-->

distant supervision: how to connect named entities

2019-08-07 12:11发布

问题:

I'm trying to create a distant supervision corpus. Thus far I've assembled the data, and passed it through an NER system, so you can see an example below.

Original data:

<p>
Myles Brand, the president of the National Collegiate Athletic Association, said in a telephone interview that he had not been approached about whether the N.C.A.A. might oversee a panel for the major bowl games similar to the one that chooses teams for the men's and women's basketball tournaments.
</p>

Processed with Stanford NER:

<p>
<PERSON>Myles Brand</PERSON>, the president of the <ORGANIZATION>National Collegiate Athletic Association</ORGANIZATION>, said in a telephone interview that he had not been approached about whether the <ORGANIZATION>N.C.A.A.</ORGANIZATION> might oversee a panel for the major bowl games similar to the one that chooses teams for the men's and women's basketball tournaments.
</p>

Now here is a sentence which contains the person Myles Brand and the organization National Collegiate Athletic Association.

In Freebase we have these two entities sharing the relational bond of President as you can observe:

Freebase Relationship:

One would think the following code would do the trick, based on this question, but actually it doesn't, though as you can see from the picture above Freebase seems to maintain the relationship between these two entities in their corpus.
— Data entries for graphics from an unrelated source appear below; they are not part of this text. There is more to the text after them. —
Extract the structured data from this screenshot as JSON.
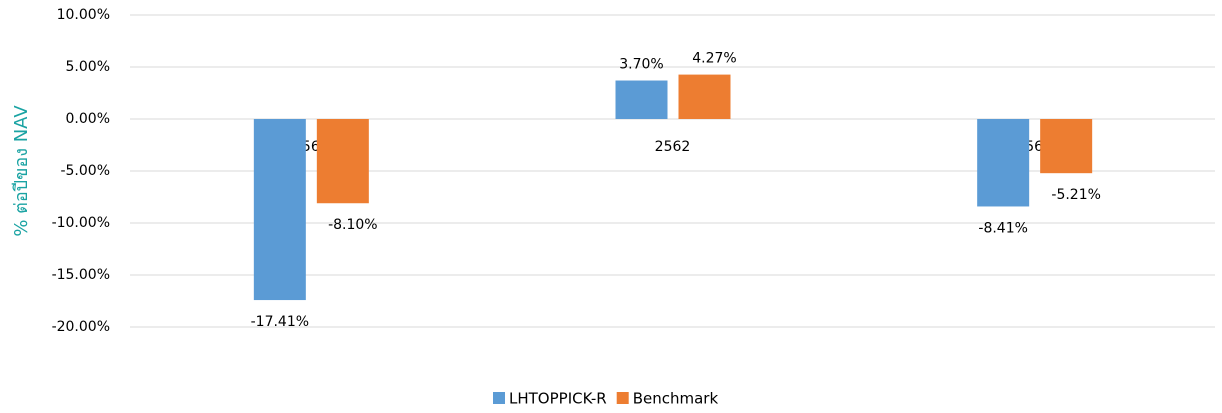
{
  "chart_data": {
    "type": "bar",
    "y_axis_label": "% ต่อปีของ NAV",
    "categories": [
      "2561",
      "2562",
      "2563"
    ],
    "series": [
      {
        "name": "LHTOPPICK-R",
        "color": "#5b9bd5",
        "values": [
          -17.41,
          3.7,
          -8.41
        ],
        "value_labels": [
          "-17.41%",
          "3.70%",
          "-8.41%"
        ]
      },
      {
        "name": "Benchmark",
        "color": "#ed7d31",
        "values": [
          -8.1,
          4.27,
          -5.21
        ],
        "value_labels": [
          "-8.10%",
          "4.27%",
          "-5.21%"
        ]
      }
    ],
    "ylim": [
      -20,
      10
    ],
    "yticks": [
      {
        "value": 10,
        "label": "10.00%"
      },
      {
        "value": 5,
        "label": "5.00%"
      },
      {
        "value": 0,
        "label": "0.00%"
      },
      {
        "value": -5,
        "label": "-5.00%"
      },
      {
        "value": -10,
        "label": "-10.00%"
      },
      {
        "value": -15,
        "label": "-15.00%"
      },
      {
        "value": -20,
        "label": "-20.00%"
      }
    ],
    "grid": true,
    "legend": "bottom"
  }
}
Is this something that I am doing wrong?

I've been playing around with it in here.

[{ 
 "type" : "/type/link", 
 "source" : { "id" : "/en/myles_brand" }, 
 "master_property" : null, 
 "target" : { "id" : "/en/national_collegiate_athletic_association" }, 
 "target_value" : null 
}]

Moreover, I have many thousands of entity pairs, I guess I can write some short java program using the Freebase Java API to figure out the relationships for all of these in turn, does anyone have an example of a program like that which I could take a peek at?
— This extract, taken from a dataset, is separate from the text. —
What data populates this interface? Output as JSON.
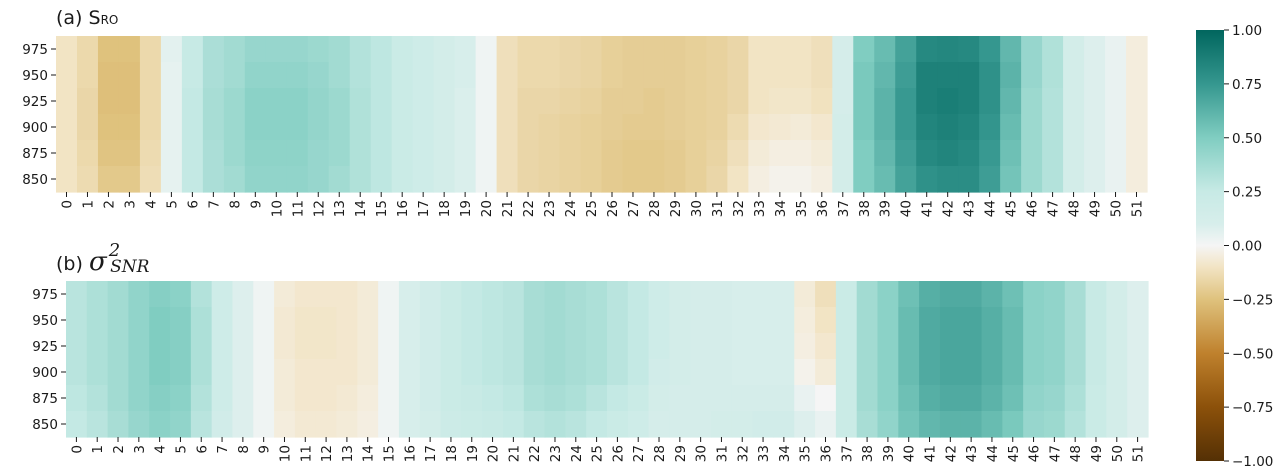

The real thing I want to know though is once I have the relationships, what is the best way to assosicate those with a distance supervision corpus, I'm confused about how it all looks when finally it's been fit together.

回答1:

You've got a couple of problems with the Freebase side of things. First, the relationship between Myles Brand and the NCAA isn't a direct one, but is mediated by a node representing his employment. This node has links to the employer, the employee, their title, the start date, and the end date. Second, the reflection queries have stronger directionality than the standard MQL queries and in this case Myles Brand is the target, not the source.

This query will show you the links to the /business/employment_tenure nodes:

[{
  "type": "/type/link",
  "source": {
    "id": null
  },
  "master_property": null,
  "target": {
    "id": "/en/myles_brand"
  }
}]

but it would need to be extended to deal with the multi-hop relationship that you're trying to find (and also extract the title).

Rather than doing this using reflection, you could test for the relationships directly if you've got a small enough set of them that you're interested in.

For example, you could test for an employment relationship (and fetch the title, if any) using:

[{  
 "/business/employment_tenure/person" : { "id" : "/en/myles_brand" }, 
 "/business/employment_tenure/company" : { "id" : "/en/national_collegiate_athletic_association" }, 
 "/business/employment_tenture/title": null
}]